Attackers also target Kerberos tickets, which Windows domains use for authentication, to exploit unfixable weaknesses in the authentication protocol and gain access to other systems. By gaining access to credentials and accounts, attackers can move laterally throughout the network, gain privileges, and access services while appearing legitimate. When factoring in compromised user and password management systems that could extend into security controls, it’s not completely surprising that a hijacked AD can take organizations months (and in some cases over a year) to rebuild.
Given the sensitivity of an attacker gaining access to AD, one may question why companies don’t lock it down more aggressively. Well, it’s complicated. AD, by design, was built to give users access to services. AD administrators will often use three tiers of access logins for workstations, servers, and AD itself as a way to limit lateral movement and privilege escalation. Unfortunately, this can have repercussions when it comes to monitoring access and alerts, as security teams may ultimately find themselves being overwhelmed by a high volume of alerts or by needing to overprovision access.
Defending AD with deception and denial
Security defenders have actively turned to deception and denial tactics to detect and derail attacks on AD. It’s an interesting play in that deception can detect an attacker’s activity during the initial period of observation and discovery. Let’s say a threat actor uses Bloodhound to query AD for domain admin accounts. The deception intercepts this query, hides the real information, and returns fake (but legitimate-acting) results. Everything seems normal, and the attacker may get excited that they successfully gained the data they were seeking. Some attackers may stay cautious and choose to validate the information they have found. A deception AD server can also confirm the deceptive objects provided. Hiding real AD objects can also derail current ransomware attacks. The attacker can’t leverage privileged credentials to access AD for encryption because the solution hides such local or AD accounts from exploitation.
At this point, the attacker begins lateral movement and escalates the attack. Since the attempted AD enumeration, the security team was prepared for them and ready to watch the attacker’s next move. The attacker then uses their newly found “administrator” credentials, which leads them straight into a decoy, which records their every step. This newly-acquired company-centric threat intelligence can be incredibly powerful, because now the infosec team knows the attacker’s tactics, techniques, and procedures (TTPs) and indicators of compromise (IOCs). TTPs and IOCs are critical intelligence potentially used to stop the attackers from further advances and fortifying their defenses.

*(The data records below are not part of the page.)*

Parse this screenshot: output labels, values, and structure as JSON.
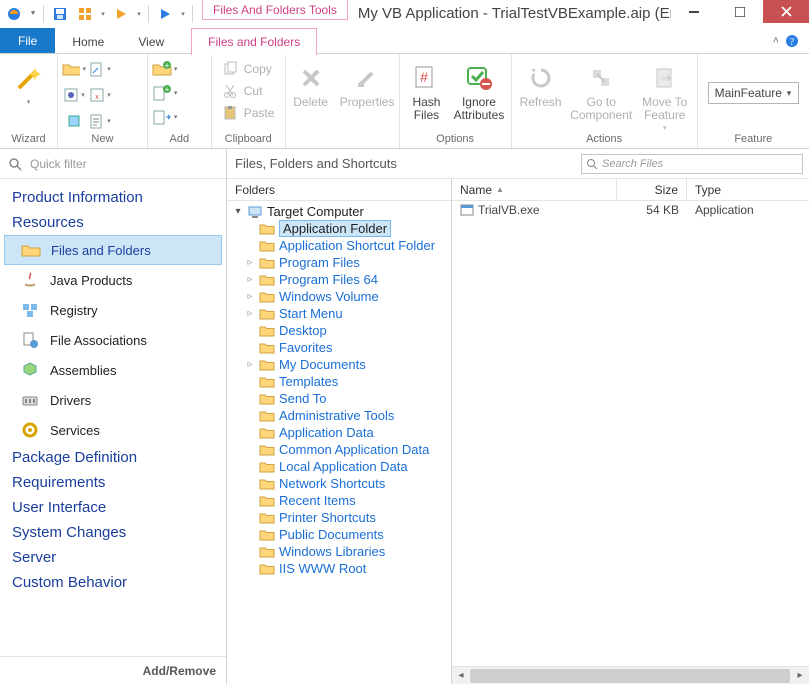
{
  "titlebar": {
    "context_tab_group": "Files And Folders Tools",
    "title": "My VB Application - TrialTestVBExample.aip (English ..."
  },
  "tabs": {
    "file": "File",
    "home": "Home",
    "view": "View",
    "active": "Files and Folders"
  },
  "ribbon": {
    "groups": {
      "wizard": "Wizard",
      "new": "New",
      "add": "Add",
      "clipboard": "Clipboard",
      "options": "Options",
      "actions": "Actions",
      "feature": "Feature"
    },
    "buttons": {
      "copy": "Copy",
      "cut": "Cut",
      "paste": "Paste",
      "delete": "Delete",
      "properties": "Properties",
      "hash": "Hash\nFiles",
      "ignore": "Ignore\nAttributes",
      "refresh": "Refresh",
      "goto": "Go to\nComponent",
      "moveto": "Move To\nFeature"
    },
    "feature_combo": "MainFeature"
  },
  "quickfilter_placeholder": "Quick filter",
  "leftnav": {
    "sections": [
      "Product Information",
      "Resources",
      "Package Definition",
      "Requirements",
      "User Interface",
      "System Changes",
      "Server",
      "Custom Behavior"
    ],
    "resources_items": [
      "Files and Folders",
      "Java Products",
      "Registry",
      "File Associations",
      "Assemblies",
      "Drivers",
      "Services"
    ],
    "addremove": "Add/Remove"
  },
  "rightpane": {
    "title": "Files, Folders and Shortcuts",
    "search_placeholder": "Search Files",
    "folders_header": "Folders",
    "columns": {
      "name": "Name",
      "size": "Size",
      "type": "Type"
    },
    "tree": {
      "root": "Target Computer",
      "nodes": [
        {
          "label": "Application Folder",
          "selected": true
        },
        {
          "label": "Application Shortcut Folder"
        },
        {
          "label": "Program Files",
          "expandable": true
        },
        {
          "label": "Program Files 64",
          "expandable": true
        },
        {
          "label": "Windows Volume",
          "expandable": true
        },
        {
          "label": "Start Menu",
          "expandable": true
        },
        {
          "label": "Desktop"
        },
        {
          "label": "Favorites"
        },
        {
          "label": "My Documents",
          "expandable": true
        },
        {
          "label": "Templates"
        },
        {
          "label": "Send To"
        },
        {
          "label": "Administrative Tools"
        },
        {
          "label": "Application Data"
        },
        {
          "label": "Common Application Data"
        },
        {
          "label": "Local Application Data"
        },
        {
          "label": "Network Shortcuts"
        },
        {
          "label": "Recent Items"
        },
        {
          "label": "Printer Shortcuts"
        },
        {
          "label": "Public Documents"
        },
        {
          "label": "Windows Libraries"
        },
        {
          "label": "IIS WWW Root"
        }
      ]
    },
    "files": [
      {
        "name": "TrialVB.exe",
        "size": "54 KB",
        "type": "Application"
      }
    ]
  }
}
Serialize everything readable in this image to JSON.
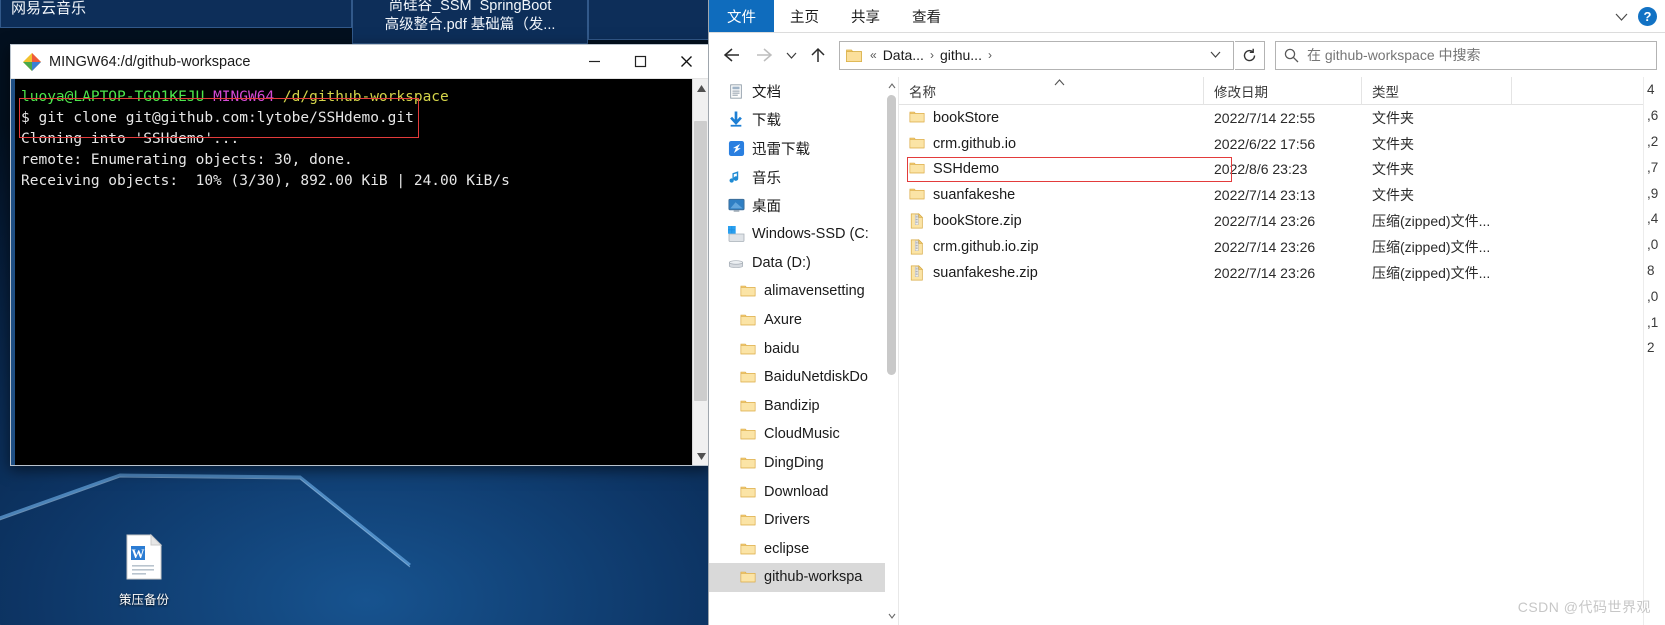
{
  "desktop": {
    "bg_windows": [
      {
        "name": "music-app-window",
        "title": "网易云音乐"
      },
      {
        "name": "pdf-reader-window",
        "title": "尚硅谷_SSM  SpringBoot\n高级整合.pdf 基础篇（发..."
      }
    ],
    "file_icon": {
      "label": "策压备份",
      "icon": "word-document-icon"
    }
  },
  "bash": {
    "title": "MINGW64:/d/github-workspace",
    "icon": "git-bash-icon",
    "minimize_label": "—",
    "maximize_label": "□",
    "close_label": "✕",
    "lines": [
      {
        "type": "prompt",
        "user": "luoya@LAPTOP-TGO1KEJU",
        "shell": "MINGW64",
        "path": "/d/github-workspace"
      },
      {
        "type": "command",
        "prefix": "$",
        "text": "git clone git@github.com:lytobe/SSHdemo.git"
      },
      {
        "type": "output",
        "text": "Cloning into 'SSHdemo'..."
      },
      {
        "type": "output",
        "text": "remote: Enumerating objects: 30, done."
      },
      {
        "type": "output",
        "text": "Receiving objects:  10% (3/30), 892.00 KiB | 24.00 KiB/s"
      }
    ],
    "highlight_color": "#e33b3b",
    "scroll_up": "▲",
    "scroll_down": "▼"
  },
  "explorer": {
    "tabs": [
      {
        "name": "tab-file",
        "label": "文件",
        "active": true
      },
      {
        "name": "tab-home",
        "label": "主页",
        "active": false
      },
      {
        "name": "tab-share",
        "label": "共享",
        "active": false
      },
      {
        "name": "tab-view",
        "label": "查看",
        "active": false
      }
    ],
    "ribbon_collapse_icon": "chevron-down-icon",
    "help_label": "?",
    "nav": {
      "back_icon": "arrow-left-icon",
      "forward_icon": "arrow-right-icon",
      "recent_icon": "chevron-down-icon",
      "up_icon": "arrow-up-icon",
      "refresh_icon": "refresh-icon",
      "breadcrumbs": [
        "«",
        "Data...",
        "githu..."
      ],
      "breadcrumb_dropdown_icon": "chevron-down-icon"
    },
    "search": {
      "icon": "search-icon",
      "placeholder": "在 github-workspace 中搜索",
      "value": ""
    },
    "sidebar": {
      "scroll_up": "∧",
      "scroll_down": "∨",
      "items": [
        {
          "label": "文档",
          "icon": "documents-icon",
          "indent": 1,
          "selected": false
        },
        {
          "label": "下载",
          "icon": "downloads-arrow-icon",
          "indent": 1,
          "selected": false
        },
        {
          "label": "迅雷下载",
          "icon": "thunder-download-icon",
          "indent": 1,
          "selected": false
        },
        {
          "label": "音乐",
          "icon": "music-note-icon",
          "indent": 1,
          "selected": false
        },
        {
          "label": "桌面",
          "icon": "desktop-monitor-icon",
          "indent": 1,
          "selected": false
        },
        {
          "label": "Windows-SSD (C:",
          "icon": "windows-drive-icon",
          "indent": 1,
          "selected": false
        },
        {
          "label": "Data (D:)",
          "icon": "drive-icon",
          "indent": 1,
          "selected": false
        },
        {
          "label": "alimavensetting",
          "icon": "folder-icon",
          "indent": 2,
          "selected": false
        },
        {
          "label": "Axure",
          "icon": "folder-icon",
          "indent": 2,
          "selected": false
        },
        {
          "label": "baidu",
          "icon": "folder-icon",
          "indent": 2,
          "selected": false
        },
        {
          "label": "BaiduNetdiskDo",
          "icon": "folder-icon",
          "indent": 2,
          "selected": false
        },
        {
          "label": "Bandizip",
          "icon": "folder-icon",
          "indent": 2,
          "selected": false
        },
        {
          "label": "CloudMusic",
          "icon": "folder-icon",
          "indent": 2,
          "selected": false
        },
        {
          "label": "DingDing",
          "icon": "folder-icon",
          "indent": 2,
          "selected": false
        },
        {
          "label": "Download",
          "icon": "folder-icon",
          "indent": 2,
          "selected": false
        },
        {
          "label": "Drivers",
          "icon": "folder-icon",
          "indent": 2,
          "selected": false
        },
        {
          "label": "eclipse",
          "icon": "folder-icon",
          "indent": 2,
          "selected": false
        },
        {
          "label": "github-workspa",
          "icon": "folder-icon",
          "indent": 2,
          "selected": true
        }
      ]
    },
    "columns": [
      {
        "key": "name",
        "label": "名称",
        "sorted": true,
        "sort_icon": "caret-up-icon"
      },
      {
        "key": "date",
        "label": "修改日期",
        "sorted": false
      },
      {
        "key": "type",
        "label": "类型",
        "sorted": false
      },
      {
        "key": "size",
        "label": "",
        "sorted": false
      }
    ],
    "rows": [
      {
        "name": "bookStore",
        "date": "2022/7/14 22:55",
        "type": "文件夹",
        "size": "",
        "icon": "folder-icon",
        "highlighted": false
      },
      {
        "name": "crm.github.io",
        "date": "2022/6/22 17:56",
        "type": "文件夹",
        "size": "",
        "icon": "folder-icon",
        "highlighted": false
      },
      {
        "name": "SSHdemo",
        "date": "2022/8/6 23:23",
        "type": "文件夹",
        "size": "",
        "icon": "folder-icon",
        "highlighted": true
      },
      {
        "name": "suanfakeshe",
        "date": "2022/7/14 23:13",
        "type": "文件夹",
        "size": "",
        "icon": "folder-icon",
        "highlighted": false
      },
      {
        "name": "bookStore.zip",
        "date": "2022/7/14 23:26",
        "type": "压缩(zipped)文件...",
        "size": "",
        "icon": "zip-file-icon",
        "highlighted": false
      },
      {
        "name": "crm.github.io.zip",
        "date": "2022/7/14 23:26",
        "type": "压缩(zipped)文件...",
        "size": "",
        "icon": "zip-file-icon",
        "highlighted": false
      },
      {
        "name": "suanfakeshe.zip",
        "date": "2022/7/14 23:26",
        "type": "压缩(zipped)文件...",
        "size": "",
        "icon": "zip-file-icon",
        "highlighted": false
      }
    ],
    "clipped_size_column": [
      "4",
      ",6",
      ",2",
      ",7",
      ",9",
      ",4",
      ",0",
      "8",
      ",0",
      ",1",
      "2"
    ]
  },
  "watermark": "CSDN @代码世界观",
  "colors": {
    "accent": "#0f6cbd",
    "highlight": "#e33b3b",
    "selection": "#d9d9d9",
    "terminal_bg": "#000000",
    "desktop_blue": "#0d3565"
  }
}
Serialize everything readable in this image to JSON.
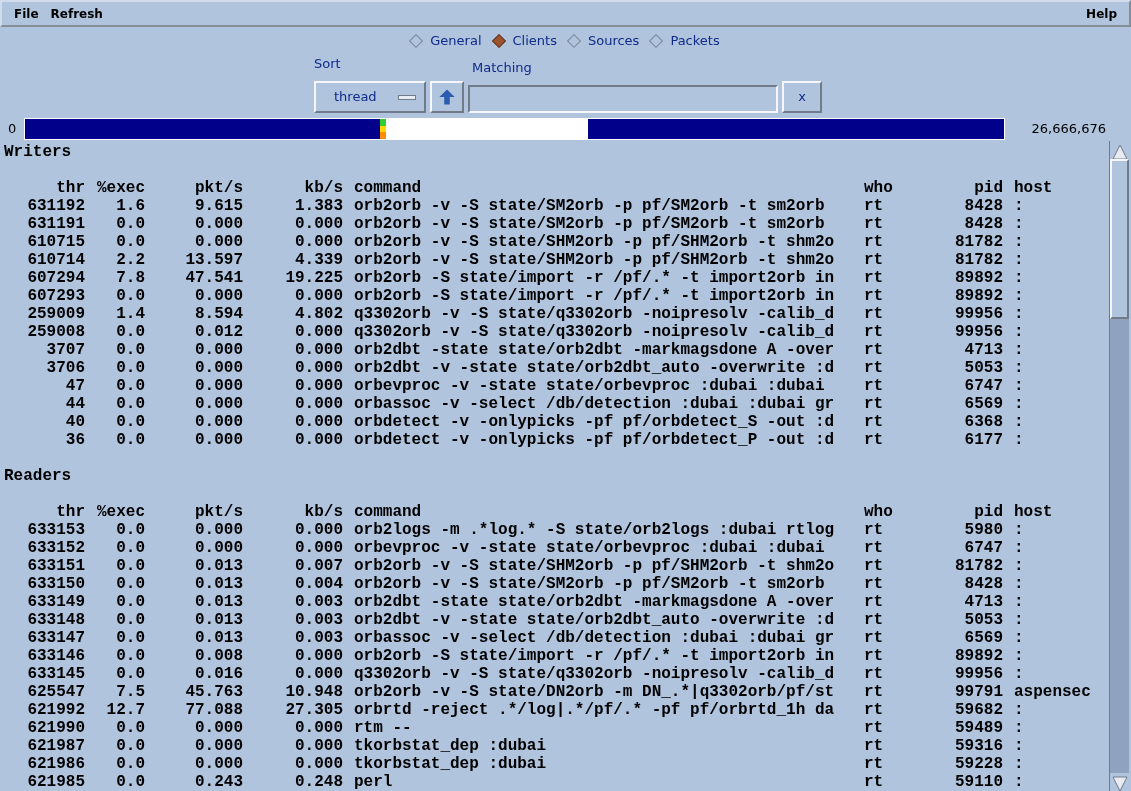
{
  "menu": [
    "File",
    "Refresh"
  ],
  "help_menu": "Help",
  "tabs": [
    {
      "label": "General",
      "selected": false
    },
    {
      "label": "Clients",
      "selected": true
    },
    {
      "label": "Sources",
      "selected": false
    },
    {
      "label": "Packets",
      "selected": false
    }
  ],
  "sort": {
    "label": "Sort",
    "value": "thread"
  },
  "matching": {
    "label": "Matching"
  },
  "clear_button": "x",
  "buffer": {
    "start_label": "0",
    "end_label": "26,666,676"
  },
  "sections": [
    {
      "title": "Writers",
      "columns": [
        "thr",
        "%exec",
        "pkt/s",
        "kb/s",
        "command",
        "who",
        "pid",
        "host"
      ],
      "rows": [
        [
          "631192",
          "1.6",
          "9.615",
          "1.383",
          "orb2orb -v -S state/SM2orb -p pf/SM2orb -t sm2orb",
          "rt",
          "8428",
          ":"
        ],
        [
          "631191",
          "0.0",
          "0.000",
          "0.000",
          "orb2orb -v -S state/SM2orb -p pf/SM2orb -t sm2orb",
          "rt",
          "8428",
          ":"
        ],
        [
          "610715",
          "0.0",
          "0.000",
          "0.000",
          "orb2orb -v -S state/SHM2orb -p pf/SHM2orb -t shm2o",
          "rt",
          "81782",
          ":"
        ],
        [
          "610714",
          "2.2",
          "13.597",
          "4.339",
          "orb2orb -v -S state/SHM2orb -p pf/SHM2orb -t shm2o",
          "rt",
          "81782",
          ":"
        ],
        [
          "607294",
          "7.8",
          "47.541",
          "19.225",
          "orb2orb -S state/import -r /pf/.* -t import2orb in",
          "rt",
          "89892",
          ":"
        ],
        [
          "607293",
          "0.0",
          "0.000",
          "0.000",
          "orb2orb -S state/import -r /pf/.* -t import2orb in",
          "rt",
          "89892",
          ":"
        ],
        [
          "259009",
          "1.4",
          "8.594",
          "4.802",
          "q3302orb -v -S state/q3302orb -noipresolv -calib_d",
          "rt",
          "99956",
          ":"
        ],
        [
          "259008",
          "0.0",
          "0.012",
          "0.000",
          "q3302orb -v -S state/q3302orb -noipresolv -calib_d",
          "rt",
          "99956",
          ":"
        ],
        [
          "3707",
          "0.0",
          "0.000",
          "0.000",
          "orb2dbt -state state/orb2dbt -markmagsdone A -over",
          "rt",
          "4713",
          ":"
        ],
        [
          "3706",
          "0.0",
          "0.000",
          "0.000",
          "orb2dbt -v -state state/orb2dbt_auto -overwrite :d",
          "rt",
          "5053",
          ":"
        ],
        [
          "47",
          "0.0",
          "0.000",
          "0.000",
          "orbevproc -v -state state/orbevproc :dubai :dubai",
          "rt",
          "6747",
          ":"
        ],
        [
          "44",
          "0.0",
          "0.000",
          "0.000",
          "orbassoc -v -select /db/detection :dubai :dubai gr",
          "rt",
          "6569",
          ":"
        ],
        [
          "40",
          "0.0",
          "0.000",
          "0.000",
          "orbdetect -v -onlypicks -pf pf/orbdetect_S -out :d",
          "rt",
          "6368",
          ":"
        ],
        [
          "36",
          "0.0",
          "0.000",
          "0.000",
          "orbdetect -v -onlypicks -pf pf/orbdetect_P -out :d",
          "rt",
          "6177",
          ":"
        ]
      ]
    },
    {
      "title": "Readers",
      "columns": [
        "thr",
        "%exec",
        "pkt/s",
        "kb/s",
        "command",
        "who",
        "pid",
        "host"
      ],
      "rows": [
        [
          "633153",
          "0.0",
          "0.000",
          "0.000",
          "orb2logs -m .*log.* -S state/orb2logs :dubai rtlog",
          "rt",
          "5980",
          ":"
        ],
        [
          "633152",
          "0.0",
          "0.000",
          "0.000",
          "orbevproc -v -state state/orbevproc :dubai :dubai",
          "rt",
          "6747",
          ":"
        ],
        [
          "633151",
          "0.0",
          "0.013",
          "0.007",
          "orb2orb -v -S state/SHM2orb -p pf/SHM2orb -t shm2o",
          "rt",
          "81782",
          ":"
        ],
        [
          "633150",
          "0.0",
          "0.013",
          "0.004",
          "orb2orb -v -S state/SM2orb -p pf/SM2orb -t sm2orb",
          "rt",
          "8428",
          ":"
        ],
        [
          "633149",
          "0.0",
          "0.013",
          "0.003",
          "orb2dbt -state state/orb2dbt -markmagsdone A -over",
          "rt",
          "4713",
          ":"
        ],
        [
          "633148",
          "0.0",
          "0.013",
          "0.003",
          "orb2dbt -v -state state/orb2dbt_auto -overwrite :d",
          "rt",
          "5053",
          ":"
        ],
        [
          "633147",
          "0.0",
          "0.013",
          "0.003",
          "orbassoc -v -select /db/detection :dubai :dubai gr",
          "rt",
          "6569",
          ":"
        ],
        [
          "633146",
          "0.0",
          "0.008",
          "0.000",
          "orb2orb -S state/import -r /pf/.* -t import2orb in",
          "rt",
          "89892",
          ":"
        ],
        [
          "633145",
          "0.0",
          "0.016",
          "0.000",
          "q3302orb -v -S state/q3302orb -noipresolv -calib_d",
          "rt",
          "99956",
          ":"
        ],
        [
          "625547",
          "7.5",
          "45.763",
          "10.948",
          "orb2orb -v -S state/DN2orb -m DN_.*|q3302orb/pf/st",
          "rt",
          "99791",
          "aspensec"
        ],
        [
          "621992",
          "12.7",
          "77.088",
          "27.305",
          "orbrtd -reject .*/log|.*/pf/.* -pf pf/orbrtd_1h da",
          "rt",
          "59682",
          ":"
        ],
        [
          "621990",
          "0.0",
          "0.000",
          "0.000",
          "rtm --",
          "rt",
          "59489",
          ":"
        ],
        [
          "621987",
          "0.0",
          "0.000",
          "0.000",
          "tkorbstat_dep :dubai",
          "rt",
          "59316",
          ":"
        ],
        [
          "621986",
          "0.0",
          "0.000",
          "0.000",
          "tkorbstat_dep :dubai",
          "rt",
          "59228",
          ":"
        ],
        [
          "621985",
          "0.0",
          "0.243",
          "0.248",
          "perl",
          "rt",
          "59110",
          ":"
        ]
      ]
    }
  ]
}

Security pros often ask if this form of security will disrupt AD. It doesn’t because all the work gets done on the endpoint and doesn’t touch the production AD controllers. The security team only has to query AD to gather the knowledge to build the deceptive environment and objects. Security pros also want to know if the attacker can tell. Attackers have had no reason not to trust their tools and, as such, will rely on them until they feel they cannot. In the event the attacker does realize they have been duped, it’s simply too late. A less determined attacker may simply give up given the increased complexity of an attack. More motivated attackers will slow down and incur additional costs as they move more cautiously, knowing that the security team has become aware of their attack and has gathered critical information on their tools and intent.
An old tactic applied in a new way
Deception and denial have long been used in the military to outmaneuver an adversary. Innovations in hiding and denying access to AD, as well as files and storage systems, have made it exponentially harder for internal and external threat actors to move laterally, gain privileges, and establish the foothold they need for a major attack. With the increased sophistication of ransomware attacks, the aggressiveness of data theft seen from nation-states, and financially-motivated cybercriminals, security teams need to up their game with modern tools. Those that can use technology to do “sleight of hand” and steer the path of an attacker away from real assets and into decoys can make this not only a fair game, but a winning game for the defenders.